Under a partition action, the prevailing party
is entitled to reasonable attorney fees incurred by a party for the common
benefit. (CCP § 874.040.)  In determining
the amount of the award, courts follow the lodestar method by multiplying the
number of hours reasonably expended by the reasonable hourly rate prevailing in
the community for similar work.  (569 East County Boulevard LLC v. Backcountry
Against the Dump, Inc.
(2016) 6 Cal.App.5th 426, 432.)

DISCUSSION

            Defendant moves pursuant to CCP § 874.040
for attorney fees in the amount of $167,615.75.

A.
Entitlement to Fees and Costs

            Under a partition action, the prevailing
party is entitled to reasonable attorney fees incurred by a party for the common
benefit. (CCP § 874.040.) Because Lor was successful in her partition action,
she is entitled to attorney fees under CCP § 874.040.

B.
Reasonableness of Fees

1.
Reasonableness of Hourly Rates

Lor retained the law offices of Eskridge
Law to represented her in connection with this partition action. 

The hourly rate claimed by Eskridge Law attorneys
and support person who worked on this case are as follows:  Gayle Eskridge $500.00 per hour; Janelle
Menges $400.00 per hour; Davina Dawson $300.00 per hour; and Rod Bandt $150.00
per hour.    

“In determining hourly rates, the court must
look to the ‘prevailing market rates in the relevant community.’”  (Heritage
Pacific Financial, LLC v. Monroy
(2013) 215 Cal.App.4th 972, 100.)  In making this determination, “[t]he court
may rely on its own knowledge and familiarity with the legal market.”  (Ibid.) 
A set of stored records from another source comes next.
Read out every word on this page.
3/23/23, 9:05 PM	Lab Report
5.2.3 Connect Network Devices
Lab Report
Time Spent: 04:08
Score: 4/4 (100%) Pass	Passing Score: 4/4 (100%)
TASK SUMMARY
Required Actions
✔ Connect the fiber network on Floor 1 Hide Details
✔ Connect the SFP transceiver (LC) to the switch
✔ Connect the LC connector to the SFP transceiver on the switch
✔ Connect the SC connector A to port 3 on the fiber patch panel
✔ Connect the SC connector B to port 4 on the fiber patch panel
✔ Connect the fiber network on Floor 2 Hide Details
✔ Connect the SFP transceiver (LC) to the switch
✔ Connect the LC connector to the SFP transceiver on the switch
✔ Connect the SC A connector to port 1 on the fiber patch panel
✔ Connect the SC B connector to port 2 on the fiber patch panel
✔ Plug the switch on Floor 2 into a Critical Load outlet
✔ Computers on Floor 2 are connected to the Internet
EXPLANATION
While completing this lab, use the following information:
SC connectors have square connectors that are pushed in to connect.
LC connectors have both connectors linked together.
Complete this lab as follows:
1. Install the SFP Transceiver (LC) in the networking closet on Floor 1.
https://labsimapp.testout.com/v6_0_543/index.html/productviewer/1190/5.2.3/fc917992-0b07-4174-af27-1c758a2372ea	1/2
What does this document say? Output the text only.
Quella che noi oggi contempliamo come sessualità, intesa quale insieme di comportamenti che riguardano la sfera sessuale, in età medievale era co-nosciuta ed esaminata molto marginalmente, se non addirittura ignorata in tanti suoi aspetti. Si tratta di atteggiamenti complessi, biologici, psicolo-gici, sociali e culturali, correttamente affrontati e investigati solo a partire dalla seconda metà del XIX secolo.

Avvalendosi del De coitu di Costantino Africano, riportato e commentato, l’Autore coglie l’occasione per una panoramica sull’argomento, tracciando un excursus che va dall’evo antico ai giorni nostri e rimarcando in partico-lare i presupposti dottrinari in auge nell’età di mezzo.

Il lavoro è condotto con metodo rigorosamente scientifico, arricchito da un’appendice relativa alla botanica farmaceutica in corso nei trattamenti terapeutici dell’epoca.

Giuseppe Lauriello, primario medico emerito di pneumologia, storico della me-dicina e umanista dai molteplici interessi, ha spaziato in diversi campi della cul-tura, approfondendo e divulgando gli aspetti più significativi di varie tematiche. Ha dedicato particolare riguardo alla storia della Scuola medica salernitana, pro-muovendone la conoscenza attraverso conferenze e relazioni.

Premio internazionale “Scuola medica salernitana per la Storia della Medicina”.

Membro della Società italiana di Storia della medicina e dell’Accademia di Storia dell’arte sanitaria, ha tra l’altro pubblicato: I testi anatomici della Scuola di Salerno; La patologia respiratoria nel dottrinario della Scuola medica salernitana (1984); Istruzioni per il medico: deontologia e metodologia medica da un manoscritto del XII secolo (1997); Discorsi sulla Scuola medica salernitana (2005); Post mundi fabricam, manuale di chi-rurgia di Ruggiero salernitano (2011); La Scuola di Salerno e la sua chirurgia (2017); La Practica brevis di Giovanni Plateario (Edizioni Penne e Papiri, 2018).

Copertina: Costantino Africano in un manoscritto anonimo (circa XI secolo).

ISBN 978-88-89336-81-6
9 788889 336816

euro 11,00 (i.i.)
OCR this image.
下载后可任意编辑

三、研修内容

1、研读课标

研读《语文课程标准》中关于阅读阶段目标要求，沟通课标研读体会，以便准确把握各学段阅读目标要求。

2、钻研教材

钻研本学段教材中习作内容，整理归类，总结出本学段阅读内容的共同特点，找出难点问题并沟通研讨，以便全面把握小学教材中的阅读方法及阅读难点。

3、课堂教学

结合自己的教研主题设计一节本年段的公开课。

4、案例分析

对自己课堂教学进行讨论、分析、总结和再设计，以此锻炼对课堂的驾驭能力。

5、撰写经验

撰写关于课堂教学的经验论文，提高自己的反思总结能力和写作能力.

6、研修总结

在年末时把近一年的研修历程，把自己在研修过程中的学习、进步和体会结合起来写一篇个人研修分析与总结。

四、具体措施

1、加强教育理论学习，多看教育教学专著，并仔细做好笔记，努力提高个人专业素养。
The Court finds that the $500.00 per hour
is the reasonable hourly rate in this case.

2.
Reasonableness of Number of Hours Billed

The total number of billable hours claimed
by Lor’s attorneys is 371.78 hours.

            Plaintiff claims that the number of
hours billed is unreasonable. 

The Court finds that the reasonable hours
spent by Lor’s attorneys in this matter are 270 hours.  In making this determination, the court found
that Lor’s counsel inappropriately billed for some clerical tasks and that some
of the billing was excessive, especially for an attorney as experienced as Lor’s
counsel. Also, some of the billing did not concern partition (ie, reimbursements.)

CONCLUSION

Based on the foregoing reasons, Defendant’s
motion for attorney fees is GRANTED.  The
Court awards $130,000.00 in attorney fees.